8VC Venture Cup 2016 Final Round

8VC Venture Cup 2016 Final round div1 on CF screen cast by eddy1021

Finished A at exactly 5 minutes!

B is a interesting problem. Given s and x up to 10^12, you should find the number of ordered pair (a,b) such that a+b=s and a xor b = x. Take both s and x into binary notation. Then, the answer is easy to check. Answer will be 2^(number of bit being 1 of x). If s = x, subtract 2 for the pair (0,s) and (s,0). However, one should check whether s is possible. An easy way is to check whether ((s-t)>>1)&t being non-zero. If it's non-zero, the answer should be 0.

C isn't a difficult problem. But I didn't get the important statement (actually I don't understand that very statement). Thus, I solved C within about 10 minutes after finishing D. C can be handled by two segment trees. For each query, it is as the prefix of first segment tree add suffix of second one.
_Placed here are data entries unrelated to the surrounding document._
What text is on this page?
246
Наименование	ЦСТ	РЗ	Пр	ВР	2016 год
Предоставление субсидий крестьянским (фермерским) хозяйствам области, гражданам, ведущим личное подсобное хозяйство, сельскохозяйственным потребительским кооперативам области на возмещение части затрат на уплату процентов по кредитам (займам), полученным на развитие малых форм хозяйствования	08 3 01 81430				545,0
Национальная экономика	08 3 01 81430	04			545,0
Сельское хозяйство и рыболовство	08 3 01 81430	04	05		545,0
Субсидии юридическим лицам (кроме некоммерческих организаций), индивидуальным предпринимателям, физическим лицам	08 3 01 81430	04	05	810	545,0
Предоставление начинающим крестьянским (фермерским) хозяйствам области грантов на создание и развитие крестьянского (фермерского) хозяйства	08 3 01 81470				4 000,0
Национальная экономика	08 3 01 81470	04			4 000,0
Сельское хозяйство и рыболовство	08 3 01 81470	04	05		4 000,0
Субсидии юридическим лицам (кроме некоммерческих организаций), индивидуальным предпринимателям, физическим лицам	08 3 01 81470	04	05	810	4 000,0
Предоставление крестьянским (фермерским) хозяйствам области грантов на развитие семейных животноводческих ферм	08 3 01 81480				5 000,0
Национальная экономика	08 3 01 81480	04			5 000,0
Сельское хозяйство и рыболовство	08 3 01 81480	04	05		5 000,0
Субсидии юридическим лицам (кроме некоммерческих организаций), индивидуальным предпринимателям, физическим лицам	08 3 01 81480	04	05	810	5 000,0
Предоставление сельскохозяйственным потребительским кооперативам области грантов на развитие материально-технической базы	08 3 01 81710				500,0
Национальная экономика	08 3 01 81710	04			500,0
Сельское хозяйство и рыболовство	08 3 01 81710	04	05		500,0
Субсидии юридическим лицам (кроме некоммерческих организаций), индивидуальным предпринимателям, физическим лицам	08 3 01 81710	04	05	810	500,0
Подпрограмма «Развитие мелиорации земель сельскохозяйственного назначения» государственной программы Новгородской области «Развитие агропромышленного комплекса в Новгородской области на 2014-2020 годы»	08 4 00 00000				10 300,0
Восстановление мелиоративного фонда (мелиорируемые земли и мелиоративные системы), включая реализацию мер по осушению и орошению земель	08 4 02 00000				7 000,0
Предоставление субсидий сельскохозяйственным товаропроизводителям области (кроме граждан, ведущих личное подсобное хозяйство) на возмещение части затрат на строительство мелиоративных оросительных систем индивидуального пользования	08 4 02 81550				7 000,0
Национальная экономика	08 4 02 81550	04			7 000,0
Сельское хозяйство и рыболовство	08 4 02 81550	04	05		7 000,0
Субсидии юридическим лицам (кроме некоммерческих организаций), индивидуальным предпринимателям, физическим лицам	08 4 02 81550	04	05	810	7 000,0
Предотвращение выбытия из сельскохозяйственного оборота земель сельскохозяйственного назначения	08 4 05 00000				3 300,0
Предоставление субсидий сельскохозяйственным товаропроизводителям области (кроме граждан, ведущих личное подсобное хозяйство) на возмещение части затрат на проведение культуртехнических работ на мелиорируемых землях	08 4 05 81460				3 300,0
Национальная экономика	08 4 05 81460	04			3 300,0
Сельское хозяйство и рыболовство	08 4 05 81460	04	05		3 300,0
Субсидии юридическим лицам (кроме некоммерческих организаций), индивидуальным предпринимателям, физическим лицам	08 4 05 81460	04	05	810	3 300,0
D is a good greedy problem. Given a distance and capacity of fuel tank and the information about m gas station with position and price, you should find the minimum cost to get to the destination. Easy to show that for each position, one had better go to the cheapest gas station within its reach. Thus, for each gas station, if the next one is cheaper than its, we just buy enough fuel to get there. If the next one is more expensive, we fuel the whole tank. For the last one gas station which can get destination, we just buy enough fuel to get there.

E is a beautiful problem. I don't think I was able to solve it during the contest thus I turn to hack others' solution. The problem is that given a tree with values on node, you should root it and rearrange its arrangement. Thus, the minimum value among first k node on the dfs list is maximum. The idea is that if we can find a solution suitable for value a, then we must be able to find a solution suitalbe(all values chosen is equal or bigger) for value a-1. Thus, we binary search the answer. Then, we know whether each node can be taken. Therefore,  use tree dp with state dp[i][2] as each subtree rooted at i and all the node taken or some nodes taken as a valid dfs list. Then, run another tree dp again, we can find the maximum possible number of node chosen for each root.

Rank 27 on final standing. Reach red again with exactly 2400 rating! Thanks to the hack on 1:58!